Del otro lado de la línea moran personas que jamás conocerás. Alguien vive por nosotros en esa región inaccesible. Me pregunto si habrá promotores que hostiguen a los promotores o si se trata de una raza aparte, destinada a nunca usufructuar sus ofertas de fumigadores, crepúsculos en el Caribe, vacunas antirrábicas, suscripciones al evangelio para tejer suéteres. Quizá su existencia es aún más triste que la nuestra, un encierro en el que molestan a la población sin beneficio propio. Sin embargo, en su parda cotidianidad al menos disponen de la privacía que le roban a sus interlocutores, a no ser que al colgar la bocina les entre una llamada para proponerles una terapia contra el rechazo repetido o un ungüento para la vida sedentaria. ``Mi obligación es informarle de sus opciones'', dicen con acento industrioso ante las tentativas de colgar de modo amable. Por más impertinente que seas, no lograrás sacar de sus casillas a esas voces ni contagiarles el trémulo balbuceo con que proclamas tu derecho a la intimidad y a vivir sin conocer el fraccionamiento Xochiquipa, a sólo media hora de las torres de Satélite. En ocasiones, se lanza un gancho adicional para torcer tu destino: participar en la rifa de un Mercedes si compras suficientes leotardos para vestir a la Compañía Nacional de Danza. Para abreviar, respondes por el final:
-¡No quiero un Mercedes!
-¿Me podría decir por qué?
Has pasado a una categoría peligrosamente encuestable. Un señor incólume necesita conocer tus preferencias automotrices. Tu dignidad roza la histeria:
-¡No soy Rommel para pasearme en un Mercedes!
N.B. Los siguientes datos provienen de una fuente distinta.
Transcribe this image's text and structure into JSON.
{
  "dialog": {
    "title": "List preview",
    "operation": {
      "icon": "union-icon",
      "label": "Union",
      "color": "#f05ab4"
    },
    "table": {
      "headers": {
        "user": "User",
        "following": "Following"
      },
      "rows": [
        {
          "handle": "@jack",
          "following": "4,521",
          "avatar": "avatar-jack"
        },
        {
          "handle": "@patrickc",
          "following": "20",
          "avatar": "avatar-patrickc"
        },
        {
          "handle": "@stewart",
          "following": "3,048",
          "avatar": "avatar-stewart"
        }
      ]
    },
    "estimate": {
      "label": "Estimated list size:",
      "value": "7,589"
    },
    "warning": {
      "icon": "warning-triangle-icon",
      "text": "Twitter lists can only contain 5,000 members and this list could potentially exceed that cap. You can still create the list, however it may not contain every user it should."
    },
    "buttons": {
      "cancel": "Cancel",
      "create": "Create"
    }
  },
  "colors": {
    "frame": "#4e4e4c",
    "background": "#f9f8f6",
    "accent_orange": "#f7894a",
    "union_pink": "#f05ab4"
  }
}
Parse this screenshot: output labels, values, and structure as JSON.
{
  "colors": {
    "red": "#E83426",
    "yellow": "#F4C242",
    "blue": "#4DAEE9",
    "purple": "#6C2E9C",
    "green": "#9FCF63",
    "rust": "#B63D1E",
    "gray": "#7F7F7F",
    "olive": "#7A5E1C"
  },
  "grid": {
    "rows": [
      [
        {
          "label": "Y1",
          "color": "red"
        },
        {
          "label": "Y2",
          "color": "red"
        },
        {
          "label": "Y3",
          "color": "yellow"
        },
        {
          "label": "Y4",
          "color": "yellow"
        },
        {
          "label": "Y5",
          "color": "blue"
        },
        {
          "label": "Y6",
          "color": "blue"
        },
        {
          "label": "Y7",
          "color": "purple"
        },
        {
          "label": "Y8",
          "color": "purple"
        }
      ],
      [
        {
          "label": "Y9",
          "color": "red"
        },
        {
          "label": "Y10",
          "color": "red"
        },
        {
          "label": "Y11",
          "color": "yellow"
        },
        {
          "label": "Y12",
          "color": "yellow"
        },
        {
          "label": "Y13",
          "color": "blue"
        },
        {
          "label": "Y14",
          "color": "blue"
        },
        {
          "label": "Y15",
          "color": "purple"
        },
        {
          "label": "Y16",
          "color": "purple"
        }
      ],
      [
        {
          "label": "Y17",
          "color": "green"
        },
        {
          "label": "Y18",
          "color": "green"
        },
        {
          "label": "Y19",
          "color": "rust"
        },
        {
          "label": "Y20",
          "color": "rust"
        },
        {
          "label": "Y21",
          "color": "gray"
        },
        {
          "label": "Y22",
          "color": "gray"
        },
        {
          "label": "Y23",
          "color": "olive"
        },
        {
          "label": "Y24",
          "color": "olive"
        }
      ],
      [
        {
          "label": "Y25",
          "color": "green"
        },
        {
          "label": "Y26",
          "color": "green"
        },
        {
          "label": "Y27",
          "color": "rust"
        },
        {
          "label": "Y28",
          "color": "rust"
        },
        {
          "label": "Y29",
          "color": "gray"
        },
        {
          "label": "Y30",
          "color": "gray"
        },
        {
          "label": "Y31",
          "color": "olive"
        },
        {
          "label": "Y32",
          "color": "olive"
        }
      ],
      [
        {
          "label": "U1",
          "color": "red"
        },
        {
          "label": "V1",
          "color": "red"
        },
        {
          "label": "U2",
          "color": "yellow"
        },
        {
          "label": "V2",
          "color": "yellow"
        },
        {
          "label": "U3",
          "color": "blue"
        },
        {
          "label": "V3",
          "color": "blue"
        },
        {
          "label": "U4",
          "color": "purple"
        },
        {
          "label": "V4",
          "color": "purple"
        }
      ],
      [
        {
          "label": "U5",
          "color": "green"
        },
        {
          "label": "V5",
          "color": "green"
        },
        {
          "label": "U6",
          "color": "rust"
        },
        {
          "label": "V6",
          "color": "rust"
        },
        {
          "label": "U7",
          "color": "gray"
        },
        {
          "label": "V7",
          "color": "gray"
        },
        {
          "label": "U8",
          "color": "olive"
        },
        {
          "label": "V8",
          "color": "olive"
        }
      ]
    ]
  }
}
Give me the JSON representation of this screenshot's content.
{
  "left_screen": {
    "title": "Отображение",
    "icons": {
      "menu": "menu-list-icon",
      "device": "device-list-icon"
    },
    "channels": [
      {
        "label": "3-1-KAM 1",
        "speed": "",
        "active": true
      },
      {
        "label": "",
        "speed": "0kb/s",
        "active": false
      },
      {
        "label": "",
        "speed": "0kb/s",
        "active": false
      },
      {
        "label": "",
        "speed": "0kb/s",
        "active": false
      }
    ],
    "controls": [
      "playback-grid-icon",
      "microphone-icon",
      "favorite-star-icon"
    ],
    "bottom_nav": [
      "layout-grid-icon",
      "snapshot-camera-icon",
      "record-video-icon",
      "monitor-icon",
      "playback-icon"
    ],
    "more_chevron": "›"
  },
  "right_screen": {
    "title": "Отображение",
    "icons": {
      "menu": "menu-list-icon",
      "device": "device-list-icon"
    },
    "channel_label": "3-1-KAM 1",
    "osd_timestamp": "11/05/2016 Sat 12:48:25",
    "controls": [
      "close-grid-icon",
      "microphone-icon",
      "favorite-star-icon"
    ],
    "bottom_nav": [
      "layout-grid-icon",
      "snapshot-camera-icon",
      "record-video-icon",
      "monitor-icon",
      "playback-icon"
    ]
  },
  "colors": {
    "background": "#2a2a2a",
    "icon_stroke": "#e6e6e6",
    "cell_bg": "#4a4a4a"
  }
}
Las sendas telefónicas son tan variadas como el número de los hombres y de repente te toca un vendedor que conoce al dedillo la segunda guerra mundial. Además, el consorcio Daimler Benz le pagó un curso en Stuttgart sobre la relación entre la estrella mercedita y el resto del universo, desde la hija del dueño, que bautizó el coche, hasta el modelo 1990 que le robaron a Beckenbauer en el Mundial de Italia, pasando por la plegaria consumista de Janis Joplin donde ruega por un Mercedes. Luego te habla del Zorro del Desierto y su predilección por las vestiduras de piel. Quedas como un pedante ante un erudito. Cuelgas el teléfono, en estado de franca barbarie. Tardas media hora en mitigar tu descontento, justo lo suficiente para recibir otra llamada proselitista. La guerrilla telefónica es tan ardua que resulta un verdadero descanso que alguien marque a tu casa y diga: ``número equivocado''. Harto de oír propuestas que desgraciadamente tienen que ver contigo, decides revertir el tren de los acontecimientos y le marcas a tu amigo Pedro para saber si ya recibió el manuscrito que le dejaste en Don Queso, el negocio donde despacha sus asuntos editoriales. Una voz curtida por llamadas inconvenientes te responde:
-Aquí no vive ningún Pedro.
Con aceptada mala educación, alguien tan molesto como tú revela la sustancia profunda de la soledad, donde es imposible comunicarse con algún Pedro.